407 lines (324 loc) · 15.1 KB

GIL

数据结构

_gil_runtime_state

_gil_runtime_state 保存 GIL 相关的信息.

// Include/internal/pycore_gil.h

struct _gil_runtime_state {
    /* microseconds (the Python API uses seconds, though) */
    unsigned long interval;
    /* Last PyThreadState holding / having held the GIL. This helps us
       know whether anyone else was scheduled after we dropped the GIL. */
    _Py_atomic_address last_holder;
    /* Whether the GIL is already taken (-1 if uninitialized). This is
       atomic because it can be read without any lock taken in ceval.c. */
    _Py_atomic_int locked;
    /* Number of GIL switches since the beginning. */
    unsigned long switch_number;
    /* This condition variable allows one or several threads to wait
       until the GIL is released. In addition, the mutex also protects
       the above variables. */
    PyCOND_T cond;
    PyMUTEX_T mutex;
#ifdef FORCE_SWITCHING
    /* This condition variable helps the GIL-releasing thread wait for
       a GIL-awaiting thread to be scheduled and take the GIL. */
    PyCOND_T switch_cond;
    PyMUTEX_T switch_mutex;
#endif
};

// Include/internal/pycore_runtime.h

typedef struct pyruntimestate {
    struct _ceval_runtime_state ceval;
} _PyRuntimeState;

struct _ceval_runtime_state {
    /* Request for checking signals. It is shared by all interpreters (see
       bpo-40513).

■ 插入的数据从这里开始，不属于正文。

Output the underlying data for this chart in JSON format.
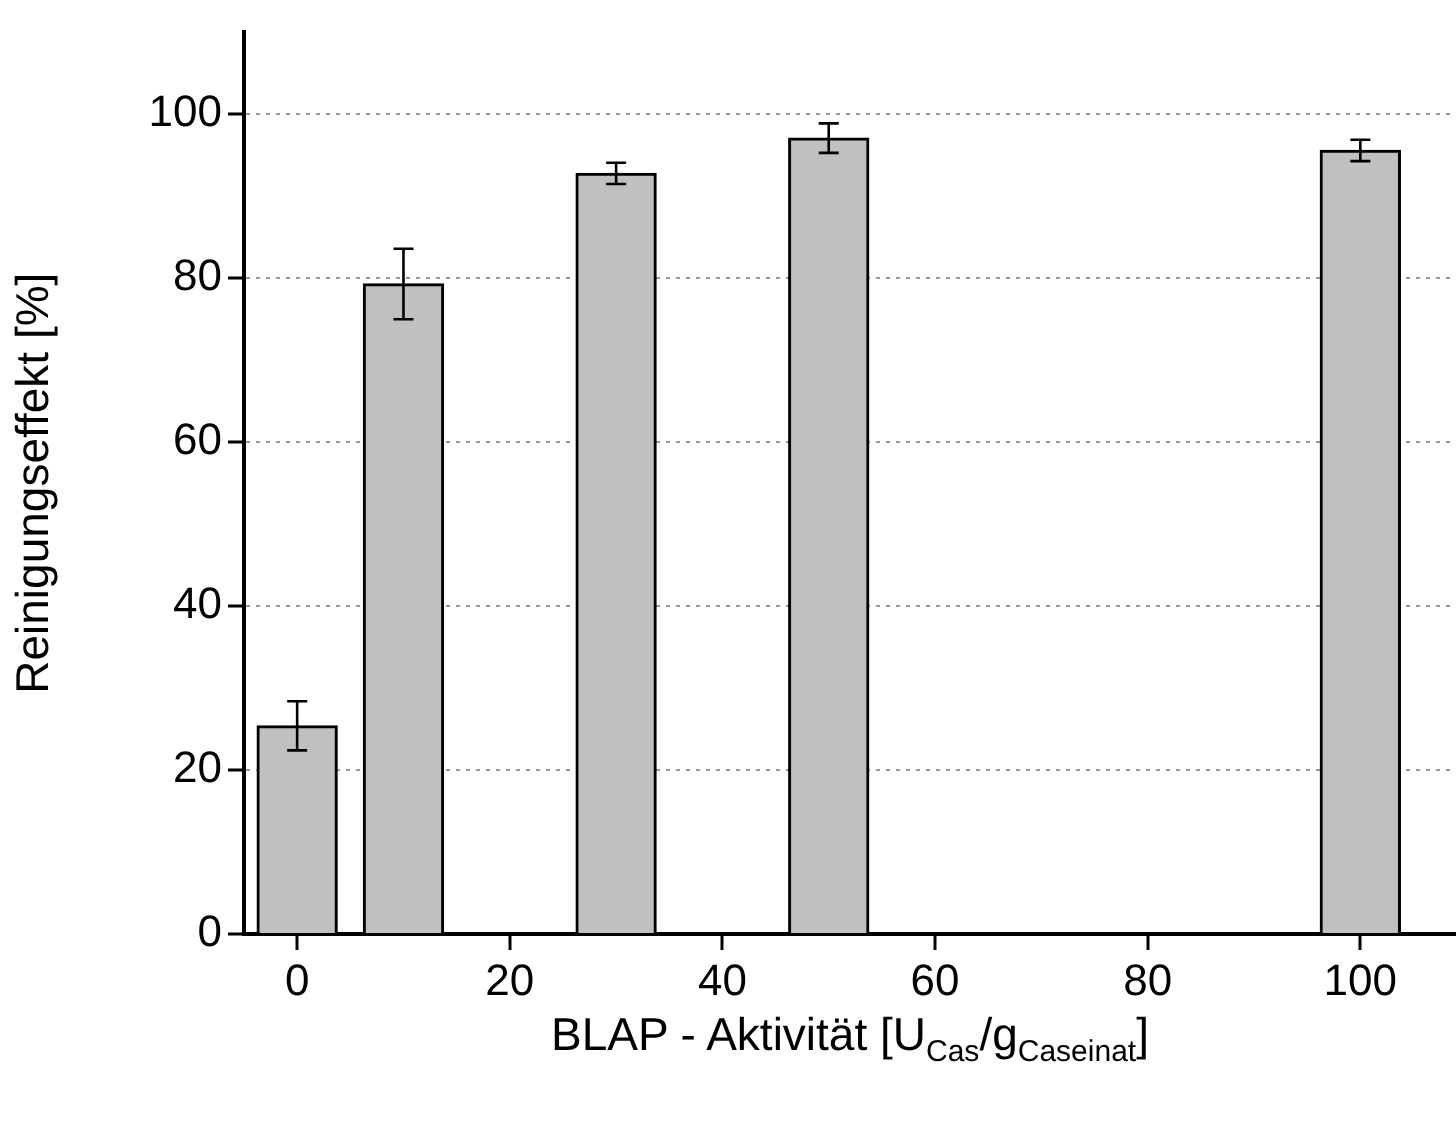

Any thread of any interpreter can receive a signal, but only
       the main thread of the main interpreter can handle signals: see
       _Py_ThreadCanHandleSignals(). */
    _Py_atomic_int signals_pending;
    struct _gil_runtime_state gil;
};

关系链: _PyRuntimeState -> _ceval_runtime_state -> _gil_runtime_state.

_ceval_state

_ceval_state 保存有 gil_drop_request 属性, gil_drop_request 和 GIL 有一点关系.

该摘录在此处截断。